Même si les entreprises ont encore globalement des craintes quant à l'usage que font leurs salariés des sites collaboratifs, la tendance est cependant de plus en plus à l'autorisation encadrée. Charte à l'appui.

Réseaux sociaux : il est plus raisonnable de traiter que d'interdire

Entretien avec Me Anne Cousin, avocate associée de Granrut Avocats et spécialiste du domaine des technologies de l'information et de la communication.

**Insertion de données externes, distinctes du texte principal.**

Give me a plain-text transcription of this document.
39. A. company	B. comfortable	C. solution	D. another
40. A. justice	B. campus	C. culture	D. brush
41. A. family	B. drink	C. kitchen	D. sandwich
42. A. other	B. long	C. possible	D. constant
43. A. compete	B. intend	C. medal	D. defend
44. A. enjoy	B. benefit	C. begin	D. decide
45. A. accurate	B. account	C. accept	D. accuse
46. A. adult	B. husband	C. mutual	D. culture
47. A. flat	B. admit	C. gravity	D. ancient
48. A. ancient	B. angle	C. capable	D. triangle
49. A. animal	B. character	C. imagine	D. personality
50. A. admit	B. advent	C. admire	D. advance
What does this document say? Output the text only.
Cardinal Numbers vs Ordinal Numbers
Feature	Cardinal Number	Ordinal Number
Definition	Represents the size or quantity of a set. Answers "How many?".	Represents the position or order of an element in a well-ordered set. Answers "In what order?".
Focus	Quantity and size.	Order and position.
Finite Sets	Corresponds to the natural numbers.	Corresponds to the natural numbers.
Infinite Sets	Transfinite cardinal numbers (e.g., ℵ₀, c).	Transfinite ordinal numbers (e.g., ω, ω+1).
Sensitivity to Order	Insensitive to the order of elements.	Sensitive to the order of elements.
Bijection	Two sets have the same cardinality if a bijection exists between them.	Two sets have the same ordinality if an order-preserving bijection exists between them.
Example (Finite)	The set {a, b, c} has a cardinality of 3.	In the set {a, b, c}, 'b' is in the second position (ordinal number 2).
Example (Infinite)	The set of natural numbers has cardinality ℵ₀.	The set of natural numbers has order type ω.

L'Atelier : Plusieurs études se sont intéressées récemment aux rapports entre productivité et réseaux sociaux, et concluent que ces derniers ne nuiraient pas à la capacité de travail, au contraire. Qu'en pensez-vous ?

Anne Cousin : Il ne faut pas se leurrer. Dans le cadre d'un usage privé, il existe évidemment une réduction de la productivité lorsque l'on autorise ses salariés à se rendre sur les réseaux sociaux sur leurs heures de travail. On le perçoit particulièrement chez les 20-35 ans qui ont parfaitement intégré cet outil de communication, et qui ne distinguent plus la frontière entre la sphère privée et la sphère professionnelle. Nous en sommes néanmoins à un point où il est plus raisonnable de traiter que d'interdire.

Et côté usage dit professionnel, existe t-il, comme il est indiqué dans ces mêmes études, une méfiance de la part de certains salariés en ce qui concerne la protection de leurs données ?

Bien au contraire. Je constate tous les jours qu'il n'y a aucun frein à l'utilisation des réseaux sociaux pendant et dehors des heures de travail. Ceux-ci sont devenus beaucoup plus performants et donc plus attrayants, et les salariés se sentent de manière générale très bien protégés. Ils sont néanmoins beaucoup moins renseignés lorsqu'il s'agit de l'application de paramètres de confidentialité. D'où la nécessité de créer une charte informatique au sein de l'entreprise.

Où en sont actuellement les entreprises ?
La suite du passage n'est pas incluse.